Il consolidamento delle finanze pubbliche si preannuncia difficile dato che Donald Trump ha promesso di estendere i tagli fiscali introdotti nel 2017 e di ridurre le imposte sulle società. Consapevole degli ostacoli che si profilano a medio termine, Scott Bessent non ha puntato molto in alto fissando la scadenza nel 2028. Anche il futuro capo del Tesoro è visto come un pragmatico che cercherà di evitare una dura guerra commerciale, ma di utilizzare le tasse come leva nelle trattative con i partner e i concorrenti degli Stati Uniti.

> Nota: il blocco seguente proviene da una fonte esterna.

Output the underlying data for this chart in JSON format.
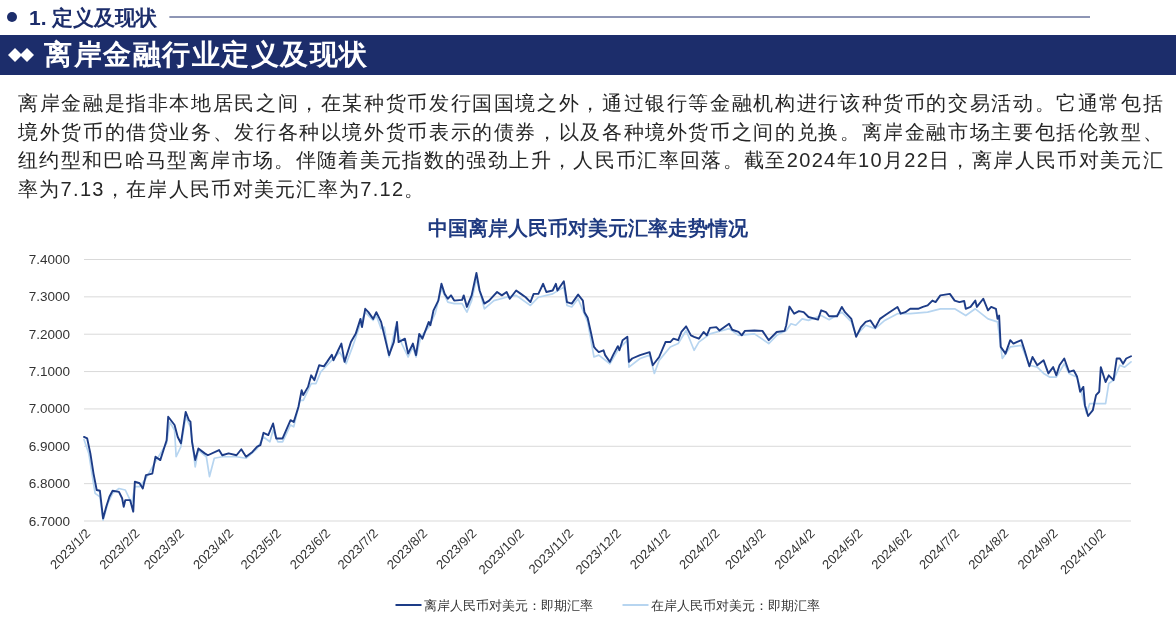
{
  "chart_data": {
    "type": "line",
    "title": "中国离岸人民币对美元汇率走势情况",
    "annotations": [
      "1. 定义及现状",
      "离岸金融行业定义及现状",
      "离岸金融是指非本地居民之间，在某种货币发行国国境之外，通过银行等金融机构进行该种货币的交易活动。它通常包括境外货币的借贷业务、发行各种以境外货币表示的债券，以及各种境外货币之间的兑换。离岸金融市场主要包括伦敦型、纽约型和巴哈马型离岸市场。伴随着美元指数的强劲上升，人民币汇率回落。截至2024年10月22日，离岸人民币对美元汇率为7.13，在岸人民币对美元汇率为7.12。"
    ],
    "xlim": [
      "2023-01-02",
      "2024-10-22"
    ],
    "xticks": [
      {
        "value": "2023-01-02",
        "label": "2023/1/2"
      },
      {
        "value": "2023-02-02",
        "label": "2023/2/2"
      },
      {
        "value": "2023-03-02",
        "label": "2023/3/2"
      },
      {
        "value": "2023-04-02",
        "label": "2023/4/2"
      },
      {
        "value": "2023-05-02",
        "label": "2023/5/2"
      },
      {
        "value": "2023-06-02",
        "label": "2023/6/2"
      },
      {
        "value": "2023-07-02",
        "label": "2023/7/2"
      },
      {
        "value": "2023-08-02",
        "label": "2023/8/2"
      },
      {
        "value": "2023-09-02",
        "label": "2023/9/2"
      },
      {
        "value": "2023-10-02",
        "label": "2023/10/2"
      },
      {
        "value": "2023-11-02",
        "label": "2023/11/2"
      },
      {
        "value": "2023-12-02",
        "label": "2023/12/2"
      },
      {
        "value": "2024-01-02",
        "label": "2024/1/2"
      },
      {
        "value": "2024-02-02",
        "label": "2024/2/2"
      },
      {
        "value": "2024-03-02",
        "label": "2024/3/2"
      },
      {
        "value": "2024-04-02",
        "label": "2024/4/2"
      },
      {
        "value": "2024-05-02",
        "label": "2024/5/2"
      },
      {
        "value": "2024-06-02",
        "label": "2024/6/2"
      },
      {
        "value": "2024-07-02",
        "label": "2024/7/2"
      },
      {
        "value": "2024-08-02",
        "label": "2024/8/2"
      },
      {
        "value": "2024-09-02",
        "label": "2024/9/2"
      },
      {
        "value": "2024-10-02",
        "label": "2024/10/2"
      }
    ],
    "ylim": [
      6.7,
      7.4
    ],
    "yticks": [
      {
        "value": 6.7,
        "label": "6.7000"
      },
      {
        "value": 6.8,
        "label": "6.8000"
      },
      {
        "value": 6.9,
        "label": "6.9000"
      },
      {
        "value": 7.0,
        "label": "7.0000"
      },
      {
        "value": 7.1,
        "label": "7.1000"
      },
      {
        "value": 7.2,
        "label": "7.2000"
      },
      {
        "value": 7.3,
        "label": "7.3000"
      },
      {
        "value": 7.4,
        "label": "7.4000"
      }
    ],
    "grid": "y",
    "legend": "bottom",
    "series": [
      {
        "name": "离岸人民币对美元：即期汇率",
        "color": "#1d3c87",
        "x": [
          "2023-01-02",
          "2023-01-04",
          "2023-01-06",
          "2023-01-08",
          "2023-01-10",
          "2023-01-12",
          "2023-01-14",
          "2023-01-16",
          "2023-01-18",
          "2023-01-20",
          "2023-01-24",
          "2023-01-26",
          "2023-01-27",
          "2023-01-28",
          "2023-01-31",
          "2023-02-02",
          "2023-02-03",
          "2023-02-06",
          "2023-02-08",
          "2023-02-10",
          "2023-02-14",
          "2023-02-16",
          "2023-02-19",
          "2023-02-23",
          "2023-02-24",
          "2023-02-28",
          "2023-03-02",
          "2023-03-04",
          "2023-03-07",
          "2023-03-09",
          "2023-03-10",
          "2023-03-11",
          "2023-03-13",
          "2023-03-15",
          "2023-03-19",
          "2023-03-21",
          "2023-03-28",
          "2023-03-30",
          "2023-04-03",
          "2023-04-08",
          "2023-04-11",
          "2023-04-14",
          "2023-04-18",
          "2023-04-21",
          "2023-04-23",
          "2023-04-25",
          "2023-04-28",
          "2023-05-01",
          "2023-05-03",
          "2023-05-07",
          "2023-05-12",
          "2023-05-14",
          "2023-05-17",
          "2023-05-19",
          "2023-05-20",
          "2023-05-23",
          "2023-05-25",
          "2023-05-27",
          "2023-05-30",
          "2023-06-02",
          "2023-06-04",
          "2023-06-07",
          "2023-06-08",
          "2023-06-11",
          "2023-06-13",
          "2023-06-15",
          "2023-06-19",
          "2023-06-22",
          "2023-06-25",
          "2023-06-26",
          "2023-06-28",
          "2023-06-30",
          "2023-07-03",
          "2023-07-05",
          "2023-07-08",
          "2023-07-13",
          "2023-07-16",
          "2023-07-18",
          "2023-07-19",
          "2023-07-23",
          "2023-07-25",
          "2023-07-28",
          "2023-07-30",
          "2023-08-01",
          "2023-08-03",
          "2023-08-07",
          "2023-08-08",
          "2023-08-10",
          "2023-08-13",
          "2023-08-15",
          "2023-08-17",
          "2023-08-19",
          "2023-08-21",
          "2023-08-23",
          "2023-08-28",
          "2023-08-29",
          "2023-08-31",
          "2023-09-03",
          "2023-09-06",
          "2023-09-08",
          "2023-09-11",
          "2023-09-14",
          "2023-09-17",
          "2023-09-19",
          "2023-09-22",
          "2023-09-25",
          "2023-09-27",
          "2023-10-01",
          "2023-10-04",
          "2023-10-07",
          "2023-10-10",
          "2023-10-12",
          "2023-10-15",
          "2023-10-18",
          "2023-10-20",
          "2023-10-24",
          "2023-10-26",
          "2023-10-27",
          "2023-10-31",
          "2023-11-02",
          "2023-11-05",
          "2023-11-09",
          "2023-11-12",
          "2023-11-13",
          "2023-11-15",
          "2023-11-17",
          "2023-11-19",
          "2023-11-20",
          "2023-11-22",
          "2023-11-25",
          "2023-11-26",
          "2023-11-29",
          "2023-12-01",
          "2023-12-04",
          "2023-12-05",
          "2023-12-07",
          "2023-12-10",
          "2023-12-11",
          "2023-12-13",
          "2023-12-18",
          "2023-12-21",
          "2023-12-24",
          "2023-12-26",
          "2023-12-30",
          "2024-01-03",
          "2024-01-06",
          "2024-01-08",
          "2024-01-11",
          "2024-01-13",
          "2024-01-16",
          "2024-01-19",
          "2024-01-21",
          "2024-01-24",
          "2024-01-27",
          "2024-01-29",
          "2024-01-31",
          "2024-02-04",
          "2024-02-06",
          "2024-02-12",
          "2024-02-14",
          "2024-02-18",
          "2024-02-20",
          "2024-02-22",
          "2024-02-28",
          "2024-03-04",
          "2024-03-08",
          "2024-03-13",
          "2024-03-18",
          "2024-03-19",
          "2024-03-21",
          "2024-03-24",
          "2024-03-27",
          "2024-03-30",
          "2024-04-02",
          "2024-04-08",
          "2024-04-10",
          "2024-04-13",
          "2024-04-15",
          "2024-04-20",
          "2024-04-23",
          "2024-04-25",
          "2024-04-29",
          "2024-05-02",
          "2024-05-05",
          "2024-05-08",
          "2024-05-11",
          "2024-05-14",
          "2024-05-17",
          "2024-05-20",
          "2024-05-23",
          "2024-05-28",
          "2024-05-30",
          "2024-06-02",
          "2024-06-05",
          "2024-06-10",
          "2024-06-13",
          "2024-06-16",
          "2024-06-19",
          "2024-06-21",
          "2024-06-24",
          "2024-06-30",
          "2024-07-03",
          "2024-07-06",
          "2024-07-09",
          "2024-07-10",
          "2024-07-13",
          "2024-07-16",
          "2024-07-17",
          "2024-07-21",
          "2024-07-24",
          "2024-07-26",
          "2024-07-29",
          "2024-07-30",
          "2024-07-31",
          "2024-08-01",
          "2024-08-04",
          "2024-08-07",
          "2024-08-09",
          "2024-08-11",
          "2024-08-14",
          "2024-08-16",
          "2024-08-19",
          "2024-08-21",
          "2024-08-24",
          "2024-08-28",
          "2024-08-31",
          "2024-09-03",
          "2024-09-05",
          "2024-09-07",
          "2024-09-10",
          "2024-09-13",
          "2024-09-16",
          "2024-09-18",
          "2024-09-20",
          "2024-09-22",
          "2024-09-23",
          "2024-09-25",
          "2024-09-28",
          "2024-09-30",
          "2024-10-02",
          "2024-10-03",
          "2024-10-06",
          "2024-10-08",
          "2024-10-11",
          "2024-10-13",
          "2024-10-15",
          "2024-10-17",
          "2024-10-19",
          "2024-10-22"
        ],
        "values": [
          6.925,
          6.921,
          6.881,
          6.827,
          6.783,
          6.781,
          6.707,
          6.738,
          6.765,
          6.781,
          6.778,
          6.761,
          6.738,
          6.756,
          6.756,
          6.725,
          6.805,
          6.801,
          6.787,
          6.823,
          6.827,
          6.872,
          6.863,
          6.916,
          6.979,
          6.957,
          6.925,
          6.908,
          6.992,
          6.97,
          6.966,
          6.912,
          6.863,
          6.894,
          6.881,
          6.876,
          6.89,
          6.876,
          6.881,
          6.876,
          6.892,
          6.872,
          6.885,
          6.899,
          6.903,
          6.936,
          6.93,
          6.961,
          6.921,
          6.921,
          6.97,
          6.965,
          7.006,
          7.05,
          7.037,
          7.059,
          7.09,
          7.077,
          7.117,
          7.114,
          7.126,
          7.145,
          7.13,
          7.157,
          7.175,
          7.126,
          7.179,
          7.201,
          7.241,
          7.219,
          7.268,
          7.259,
          7.241,
          7.259,
          7.233,
          7.144,
          7.179,
          7.233,
          7.179,
          7.188,
          7.148,
          7.175,
          7.144,
          7.201,
          7.188,
          7.233,
          7.224,
          7.264,
          7.29,
          7.335,
          7.308,
          7.295,
          7.304,
          7.29,
          7.292,
          7.304,
          7.273,
          7.304,
          7.364,
          7.317,
          7.282,
          7.29,
          7.304,
          7.313,
          7.304,
          7.313,
          7.295,
          7.317,
          7.308,
          7.299,
          7.286,
          7.308,
          7.308,
          7.335,
          7.313,
          7.317,
          7.335,
          7.317,
          7.342,
          7.286,
          7.282,
          7.306,
          7.29,
          7.259,
          7.244,
          7.206,
          7.166,
          7.161,
          7.152,
          7.157,
          7.144,
          7.126,
          7.144,
          7.168,
          7.157,
          7.184,
          7.193,
          7.126,
          7.135,
          7.144,
          7.148,
          7.152,
          7.117,
          7.139,
          7.179,
          7.179,
          7.188,
          7.184,
          7.206,
          7.221,
          7.197,
          7.193,
          7.188,
          7.206,
          7.197,
          7.217,
          7.219,
          7.21,
          7.228,
          7.212,
          7.206,
          7.197,
          7.209,
          7.21,
          7.209,
          7.184,
          7.206,
          7.209,
          7.224,
          7.274,
          7.255,
          7.262,
          7.259,
          7.246,
          7.239,
          7.264,
          7.259,
          7.248,
          7.248,
          7.273,
          7.259,
          7.241,
          7.193,
          7.219,
          7.233,
          7.237,
          7.217,
          7.241,
          7.25,
          7.259,
          7.273,
          7.255,
          7.259,
          7.268,
          7.268,
          7.273,
          7.277,
          7.29,
          7.286,
          7.304,
          7.308,
          7.29,
          7.286,
          7.289,
          7.268,
          7.273,
          7.29,
          7.273,
          7.295,
          7.264,
          7.273,
          7.268,
          7.241,
          7.25,
          7.166,
          7.148,
          7.184,
          7.175,
          7.179,
          7.184,
          7.157,
          7.114,
          7.139,
          7.117,
          7.13,
          7.095,
          7.112,
          7.09,
          7.117,
          7.135,
          7.099,
          7.103,
          7.087,
          7.046,
          7.059,
          7.01,
          6.981,
          6.997,
          7.037,
          7.046,
          7.112,
          7.072,
          7.09,
          7.077,
          7.135,
          7.135,
          7.121,
          7.135,
          7.141
        ]
      },
      {
        "name": "在岸人民币对美元：即期汇率",
        "color": "#b7d5f0",
        "x": [
          "2023-01-02",
          "2023-01-05",
          "2023-01-09",
          "2023-01-12",
          "2023-01-14",
          "2023-01-17",
          "2023-01-20",
          "2023-01-24",
          "2023-01-28",
          "2023-02-01",
          "2023-02-03",
          "2023-02-06",
          "2023-02-10",
          "2023-02-16",
          "2023-02-23",
          "2023-02-25",
          "2023-02-28",
          "2023-03-01",
          "2023-03-04",
          "2023-03-07",
          "2023-03-10",
          "2023-03-13",
          "2023-03-15",
          "2023-03-20",
          "2023-03-22",
          "2023-03-25",
          "2023-03-30",
          "2023-04-08",
          "2023-04-14",
          "2023-04-21",
          "2023-04-25",
          "2023-04-29",
          "2023-05-01",
          "2023-05-04",
          "2023-05-07",
          "2023-05-12",
          "2023-05-14",
          "2023-05-18",
          "2023-05-20",
          "2023-05-25",
          "2023-05-28",
          "2023-05-31",
          "2023-06-04",
          "2023-06-08",
          "2023-06-12",
          "2023-06-16",
          "2023-06-20",
          "2023-06-25",
          "2023-06-28",
          "2023-07-03",
          "2023-07-05",
          "2023-07-08",
          "2023-07-10",
          "2023-07-13",
          "2023-07-17",
          "2023-07-21",
          "2023-07-25",
          "2023-07-28",
          "2023-07-30",
          "2023-08-02",
          "2023-08-07",
          "2023-08-11",
          "2023-08-15",
          "2023-08-19",
          "2023-08-23",
          "2023-08-28",
          "2023-08-31",
          "2023-09-03",
          "2023-09-06",
          "2023-09-11",
          "2023-09-17",
          "2023-09-25",
          "2023-10-01",
          "2023-10-10",
          "2023-10-15",
          "2023-10-24",
          "2023-10-31",
          "2023-11-02",
          "2023-11-05",
          "2023-11-09",
          "2023-11-15",
          "2023-11-19",
          "2023-11-22",
          "2023-11-29",
          "2023-12-04",
          "2023-12-10",
          "2023-12-11",
          "2023-12-18",
          "2023-12-24",
          "2023-12-27",
          "2023-12-30",
          "2024-01-06",
          "2024-01-11",
          "2024-01-16",
          "2024-01-21",
          "2024-01-24",
          "2024-01-31",
          "2024-02-12",
          "2024-02-18",
          "2024-02-28",
          "2024-03-08",
          "2024-03-13",
          "2024-03-19",
          "2024-03-22",
          "2024-03-25",
          "2024-03-29",
          "2024-04-02",
          "2024-04-10",
          "2024-04-15",
          "2024-04-23",
          "2024-04-29",
          "2024-05-02",
          "2024-05-08",
          "2024-05-14",
          "2024-05-20",
          "2024-05-28",
          "2024-06-05",
          "2024-06-16",
          "2024-06-24",
          "2024-07-03",
          "2024-07-10",
          "2024-07-16",
          "2024-07-24",
          "2024-07-30",
          "2024-08-02",
          "2024-08-07",
          "2024-08-14",
          "2024-08-19",
          "2024-08-24",
          "2024-08-28",
          "2024-09-01",
          "2024-09-05",
          "2024-09-10",
          "2024-09-13",
          "2024-09-18",
          "2024-09-20",
          "2024-09-24",
          "2024-09-26",
          "2024-09-29",
          "2024-10-06",
          "2024-10-08",
          "2024-10-11",
          "2024-10-15",
          "2024-10-18",
          "2024-10-22"
        ],
        "values": [
          6.918,
          6.881,
          6.774,
          6.765,
          6.702,
          6.747,
          6.774,
          6.787,
          6.783,
          6.747,
          6.792,
          6.792,
          6.814,
          6.859,
          6.908,
          6.965,
          6.943,
          6.872,
          6.899,
          6.979,
          6.952,
          6.845,
          6.89,
          6.872,
          6.819,
          6.868,
          6.872,
          6.872,
          6.868,
          6.894,
          6.925,
          6.912,
          6.943,
          6.912,
          6.912,
          6.957,
          6.952,
          7.023,
          7.023,
          7.068,
          7.068,
          7.099,
          7.117,
          7.135,
          7.152,
          7.121,
          7.166,
          7.228,
          7.259,
          7.237,
          7.25,
          7.215,
          7.219,
          7.139,
          7.219,
          7.175,
          7.139,
          7.166,
          7.139,
          7.193,
          7.219,
          7.255,
          7.322,
          7.286,
          7.282,
          7.282,
          7.259,
          7.29,
          7.348,
          7.268,
          7.29,
          7.299,
          7.304,
          7.277,
          7.299,
          7.308,
          7.326,
          7.277,
          7.273,
          7.295,
          7.233,
          7.139,
          7.144,
          7.121,
          7.157,
          7.184,
          7.112,
          7.135,
          7.144,
          7.095,
          7.13,
          7.166,
          7.175,
          7.21,
          7.157,
          7.179,
          7.201,
          7.215,
          7.197,
          7.201,
          7.175,
          7.197,
          7.21,
          7.228,
          7.224,
          7.241,
          7.237,
          7.25,
          7.239,
          7.259,
          7.233,
          7.197,
          7.224,
          7.215,
          7.237,
          7.255,
          7.255,
          7.259,
          7.268,
          7.268,
          7.25,
          7.268,
          7.241,
          7.233,
          7.135,
          7.166,
          7.17,
          7.117,
          7.112,
          7.095,
          7.085,
          7.085,
          7.121,
          7.095,
          7.085,
          7.059,
          6.988,
          7.014,
          7.014,
          7.014,
          7.068,
          7.077,
          7.117,
          7.112,
          7.126
        ]
      }
    ]
  }
}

L’emarginazione di Matt Gaetz, scelto da Donald Trump per guidare il Dipartimento di Giustizia, dimostra che Donald Trump non ha pieni poteri né un “assegno in bianco” nonostante il successo dei repubblicani alle elezioni del 5 novembre. I senatori e i rappresentanti del Grand Old Party (GOP) potrebbero quindi ridurre anche il margine di manovra di Donald Trump in materia di bilancio e tariffe.
Le scarse notizie macroeconomiche evidenziano la lampante discrepanza tra il vigore dell’attività negli Stati Uniti e la letargia che affligge l’Europa. Mentre l’indice PMI composito statunitense ha continuato a salire fino a raggiungere 55,3 a novembre (il livello più alto da aprile 2022), l’indice europeo è sceso a 48,1 (il livello più basso da gennaio). Mentre l’indice americano dedicato ai servizi raggiunge il picco di 57, l’indice europeo è sceso sotto i 50, il che riflette una contrazione dell’attività.
In Francia, la pausa olimpica ed estiva è terminata e un governo privo di maggioranza parlamentare è costretto ad affrontare sfide di bilancio insolubili. Paralizzata dalla crisi politica e da un freno al debito troppo rigido, la Germania sta pagando a caro prezzo la crisi che ha colpito il suo settore manifatturiero.
L’accumulo di sintomi di rallentamento in Europa ha causato un forte calo dei rendimenti in euro, sterline e franchi svizzeri. I recenti sviluppi dovrebbero spingere la Banca Centrale Europea (BCE) a essere più incisiva della Federal Reserve nei prossimi mesi. Molti osservatori sperano ora in un calo del tasso sui depositi dello 0,5% (dal 3,25% al 2,75%) il 12 dicembre. Le proiezioni per giugno 2025 prefigurano quindi tassi monetari in euro inferiori al 2%. In Svizzera i tassi d’interesse potrebbero essere abbassati a zero il prossimo settembre.